According to the IEA, world coal production reached 7.6 billion tonnes in 2020, including 6.7 billion tonnes of hard coal and 0.6 billion tonnes of lignite. In turn, the production of hard coal comprised 5.7 billion tonnes of steam coal, mainly used for electricity generation, and 1.0 billon tonnes of coking coal for iron and steelmaking.
For power generation, coal plays a major role in both developed and emerging economies. In 2019, 37% of global power generation was based on coal.
See Coal industry across Europe for more on coal production and use, including a section on the International Coal Market and Global Energy Trends.
In short, although unloved in the EU, coal is an appreciated energy source worldwide: its use continues to grow, providing energy for billions of people.
Since the turn of the new millennium, from 2000 to 2020, coal use has grown more strongly than any other primary energy source, by 2.2 Gtce in absolute terms, helping to meet a 5.5 Gtce or 41% growth in overall energy demand (BP Statistical Review of World Energy 2021). In 2020, global energy consumption decreased by 4.3%, mainly due to the global SARS-CoV-2 pandemic.
New renewables, such as wind, solar, modern biofuels and geothermal, have grown quickly since the year 2000, by an average of 13% each year to add 1.0 Gtce. However, in absolute terms, their contribution remains limited, amounting to less than 6% of worldwide primary energy consumption in 2020.
Energy reserves and resources
Well over one half of the world’s non-renewable energy reserves are in the form of coal and lignite which together account for an even larger share of resources. Renewable energy is abundant and – in the case of wind, solar and geothermal – practically inexhaustible, although much harder to quantify as a resource since converting it into useful energy can be inefficient and expensive.

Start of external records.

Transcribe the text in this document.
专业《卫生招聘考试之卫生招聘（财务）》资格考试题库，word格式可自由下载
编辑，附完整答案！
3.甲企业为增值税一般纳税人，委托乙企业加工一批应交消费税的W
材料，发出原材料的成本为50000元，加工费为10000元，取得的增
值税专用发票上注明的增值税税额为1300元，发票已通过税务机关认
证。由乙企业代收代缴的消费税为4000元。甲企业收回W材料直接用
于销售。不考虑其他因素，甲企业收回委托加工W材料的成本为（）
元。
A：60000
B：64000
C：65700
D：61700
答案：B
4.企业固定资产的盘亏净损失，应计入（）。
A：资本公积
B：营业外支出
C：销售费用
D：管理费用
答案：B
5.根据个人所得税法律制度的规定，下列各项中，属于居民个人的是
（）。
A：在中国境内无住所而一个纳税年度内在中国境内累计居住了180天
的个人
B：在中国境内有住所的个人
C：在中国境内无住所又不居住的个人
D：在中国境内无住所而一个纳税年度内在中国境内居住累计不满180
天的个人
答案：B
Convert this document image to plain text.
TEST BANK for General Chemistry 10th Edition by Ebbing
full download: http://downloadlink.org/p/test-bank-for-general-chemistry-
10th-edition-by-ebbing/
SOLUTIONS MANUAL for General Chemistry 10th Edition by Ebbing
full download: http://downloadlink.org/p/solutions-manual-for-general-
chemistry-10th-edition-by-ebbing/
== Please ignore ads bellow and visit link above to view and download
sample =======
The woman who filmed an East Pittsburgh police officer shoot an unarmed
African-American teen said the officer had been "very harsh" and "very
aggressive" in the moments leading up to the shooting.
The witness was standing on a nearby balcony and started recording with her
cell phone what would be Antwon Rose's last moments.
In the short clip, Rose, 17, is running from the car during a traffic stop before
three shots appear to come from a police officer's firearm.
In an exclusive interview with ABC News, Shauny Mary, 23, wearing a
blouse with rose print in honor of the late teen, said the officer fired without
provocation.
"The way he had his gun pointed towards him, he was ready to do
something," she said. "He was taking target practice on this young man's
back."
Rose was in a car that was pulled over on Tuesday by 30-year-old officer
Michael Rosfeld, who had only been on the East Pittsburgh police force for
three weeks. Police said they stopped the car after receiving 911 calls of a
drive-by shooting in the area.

We are not about to run out of energy: the world has sufficient energy reserves of all types for the next 80 years and resources to last over one thousand years.

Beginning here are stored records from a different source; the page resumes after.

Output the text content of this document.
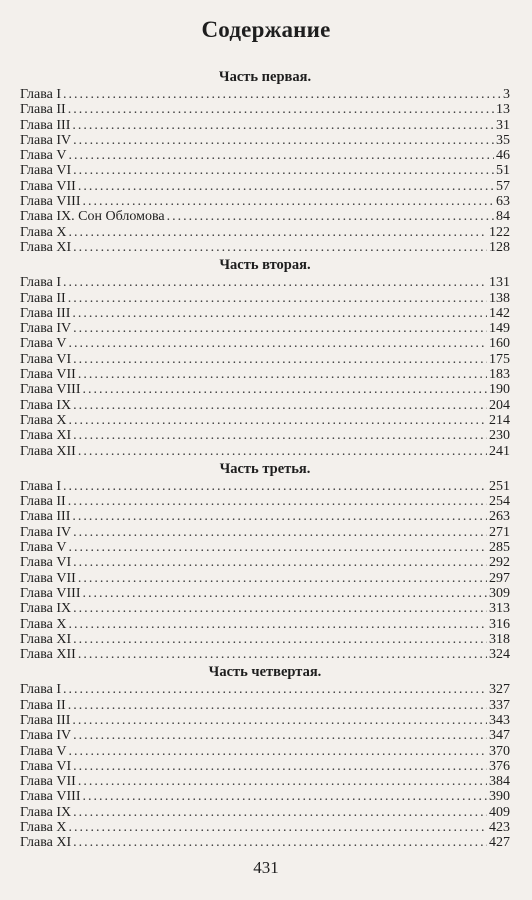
Содержание
Часть первая.
Глава I .....	3
Глава II .....	13
Глава III .....	31
Глава IV .....	35
Глава V .....	46
Глава VI .....	51
Глава VII .....	57
Глава VIII .....	63
Глава IX. Сон Обломова .....	84
Глава X .....	122
Глава XI .....	128
Часть вторая.
Глава I .....	131
Глава II .....	138
Глава III .....	142
Глава IV .....	149
Глава V .....	160
Глава VI .....	175
Глава VII .....	183
Глава VIII .....	190
Глава IX .....	204
Глава X .....	214
Глава XI .....	230
Глава XII .....	241
Часть третья.
Глава I .....	251
Глава II .....	254
Глава III .....	263
Глава IV .....	271
Глава V .....	285
Глава VI .....	292
Глава VII .....	297
Глава VIII .....	309
Глава IX .....	313
Глава X .....	316
Глава XI .....	318
Глава XII .....	324
Часть четвертая.
Глава I .....	327
Глава II .....	337
Глава III .....	343
Глава IV .....	347
Глава V .....	370
Глава VI .....	376
Глава VII .....	384
Глава VIII .....	390
Глава IX .....	409
Глава X .....	423
Глава XI .....	427
431
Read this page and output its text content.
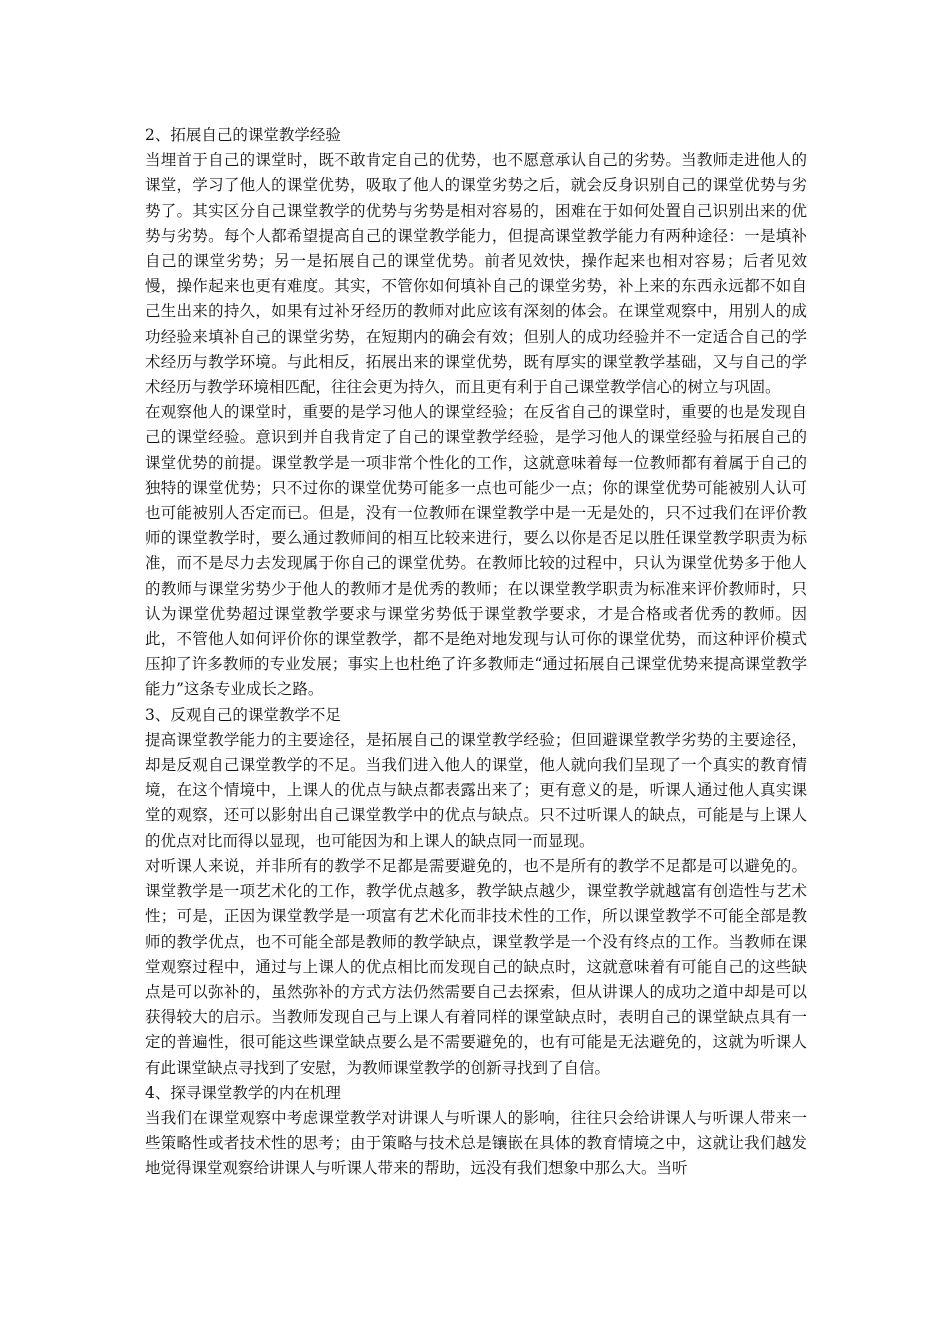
2、拓展自己的课堂教学经验

当埋首于自己的课堂时，既不敢肯定自己的优势，也不愿意承认自己的劣势。当教师走进他人的课堂，学习了他人的课堂优势，吸取了他人的课堂劣势之后，就会反身识别自己的课堂优势与劣势了。其实区分自己课堂教学的优势与劣势是相对容易的，困难在于如何处置自己识别出来的优势与劣势。每个人都希望提高自己的课堂教学能力，但提高课堂教学能力有两种途径：一是填补自己的课堂劣势；另一是拓展自己的课堂优势。前者见效快，操作起来也相对容易；后者见效慢，操作起来也更有难度。其实，不管你如何填补自己的课堂劣势，补上来的东西永远都不如自己生出来的持久，如果有过补牙经历的教师对此应该有深刻的体会。在课堂观察中，用别人的成功经验来填补自己的课堂劣势，在短期内的确会有效；但别人的成功经验并不一定适合自己的学术经历与教学环境。与此相反，拓展出来的课堂优势，既有厚实的课堂教学基础，又与自己的学术经历与教学环境相匹配，往往会更为持久，而且更有利于自己课堂教学信心的树立与巩固。

在观察他人的课堂时，重要的是学习他人的课堂经验；在反省自己的课堂时，重要的也是发现自己的课堂经验。意识到并自我肯定了自己的课堂教学经验，是学习他人的课堂经验与拓展自己的课堂优势的前提。课堂教学是一项非常个性化的工作，这就意味着每一位教师都有着属于自己的独特的课堂优势；只不过你的课堂优势可能多一点也可能少一点；你的课堂优势可能被别人认可也可能被别人否定而已。但是，没有一位教师在课堂教学中是一无是处的，只不过我们在评价教师的课堂教学时，要么通过教师间的相互比较来进行，要么以你是否足以胜任课堂教学职责为标准，而不是尽力去发现属于你自己的课堂优势。在教师比较的过程中，只认为课堂优势多于他人的教师与课堂劣势少于他人的教师才是优秀的教师；在以课堂教学职责为标准来评价教师时，只认为课堂优势超过课堂教学要求与课堂劣势低于课堂教学要求，才是合格或者优秀的教师。因此，不管他人如何评价你的课堂教学，都不是绝对地发现与认可你的课堂优势，而这种评价模式压抑了许多教师的专业发展；事实上也杜绝了许多教师走“通过拓展自己课堂优势来提高课堂教学能力”这条专业成长之路。

3、反观自己的课堂教学不足

提高课堂教学能力的主要途径，是拓展自己的课堂教学经验；但回避课堂教学劣势的主要途径，却是反观自己课堂教学的不足。当我们进入他人的课堂，他人就向我们呈现了一个真实的教育情境，在这个情境中，上课人的优点与缺点都表露出来了；更有意义的是，听课人通过他人真实课堂的观察，还可以影射出自己课堂教学中的优点与缺点。只不过听课人的缺点，可能是与上课人的优点对比而得以显现，也可能因为和上课人的缺点同一而显现。

对听课人来说，并非所有的教学不足都是需要避免的，也不是所有的教学不足都是可以避免的。课堂教学是一项艺术化的工作，教学优点越多，教学缺点越少，课堂教学就越富有创造性与艺术性；可是，正因为课堂教学是一项富有艺术化而非技术性的工作，所以课堂教学不可能全部是教师的教学优点，也不可能全部是教师的教学缺点，课堂教学是一个没有终点的工作。当教师在课堂观察过程中，通过与上课人的优点相比而发现自己的缺点时，这就意味着有可能自己的这些缺点是可以弥补的，虽然弥补的方式方法仍然需要自己去探索，但从讲课人的成功之道中却是可以获得较大的启示。当教师发现自己与上课人有着同样的课堂缺点时，表明自己的课堂缺点具有一定的普遍性，很可能这些课堂缺点要么是不需要避免的，也有可能是无法避免的，这就为听课人有此课堂缺点寻找到了安慰，为教师课堂教学的创新寻找到了自信。

4、探寻课堂教学的内在机理

当我们在课堂观察中考虑课堂教学对讲课人与听课人的影响，往往只会给讲课人与听课人带来一些策略性或者技术性的思考；由于策略与技术总是镶嵌在具体的教育情境之中，这就让我们越发地觉得课堂观察给讲课人与听课人带来的帮助，远没有我们想象中那么大。当听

Coal and lignite reserves are sufficient for over one hundred years at current rates of production. Unlike oil and gas, coal is widely distributed around the world with particularly large reserves in the USA, Russia and China.

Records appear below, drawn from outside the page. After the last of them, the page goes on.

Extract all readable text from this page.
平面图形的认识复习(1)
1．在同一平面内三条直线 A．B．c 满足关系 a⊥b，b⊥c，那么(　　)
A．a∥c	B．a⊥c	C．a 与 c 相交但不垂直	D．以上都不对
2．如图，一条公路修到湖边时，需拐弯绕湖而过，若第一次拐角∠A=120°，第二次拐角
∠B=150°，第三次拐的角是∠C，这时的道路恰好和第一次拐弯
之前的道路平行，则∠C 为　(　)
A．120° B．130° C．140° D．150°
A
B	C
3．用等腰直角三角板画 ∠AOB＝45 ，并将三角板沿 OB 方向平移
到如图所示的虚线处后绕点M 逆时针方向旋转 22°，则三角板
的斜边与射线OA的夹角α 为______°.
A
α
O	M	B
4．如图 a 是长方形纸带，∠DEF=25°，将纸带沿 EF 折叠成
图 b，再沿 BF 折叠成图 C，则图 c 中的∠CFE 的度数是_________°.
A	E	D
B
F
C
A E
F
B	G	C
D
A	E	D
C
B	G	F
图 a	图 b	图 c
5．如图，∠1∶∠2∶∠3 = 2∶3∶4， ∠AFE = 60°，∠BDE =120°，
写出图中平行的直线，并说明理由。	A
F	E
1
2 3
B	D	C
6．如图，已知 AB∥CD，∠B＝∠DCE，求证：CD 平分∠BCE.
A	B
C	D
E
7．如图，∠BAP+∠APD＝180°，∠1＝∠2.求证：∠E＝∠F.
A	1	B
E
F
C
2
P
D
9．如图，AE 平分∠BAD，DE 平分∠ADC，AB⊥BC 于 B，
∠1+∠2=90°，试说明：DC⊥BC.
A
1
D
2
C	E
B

For this reason, coal offers a much higher level of supply security: most coal is used in the country of extraction. Where there is an indigenous source of coal, supply security is self-evident. Where coal is imported, supply is supported by a competitive market and a well-developed infrastructure.
At less than 3%, the EU’s share of global non-renewable energy reserves and resources is rather small.
As at the global level, it is the EU’s reserves and resources of coal and lignite that are most significant: together they account for 93% of the EU’s remaining potential. Some coal deposits lie near consumers and can be exploited under very favourable conditions. For example, surface-mined lignite in Bulgaria, Czechia, Germany, Greece, Hungary, Poland and Romania is used mainly for power generation, often transported to power plants over short distances by conveyor belt to produce some of the lowest-cost electricity in Europe. Hard coal, both indigenously produced and imported, is much less expensive than imported oil or gas and the majority of EU member states enjoy the benefits of competitive and reliable coal-fired electricity generation.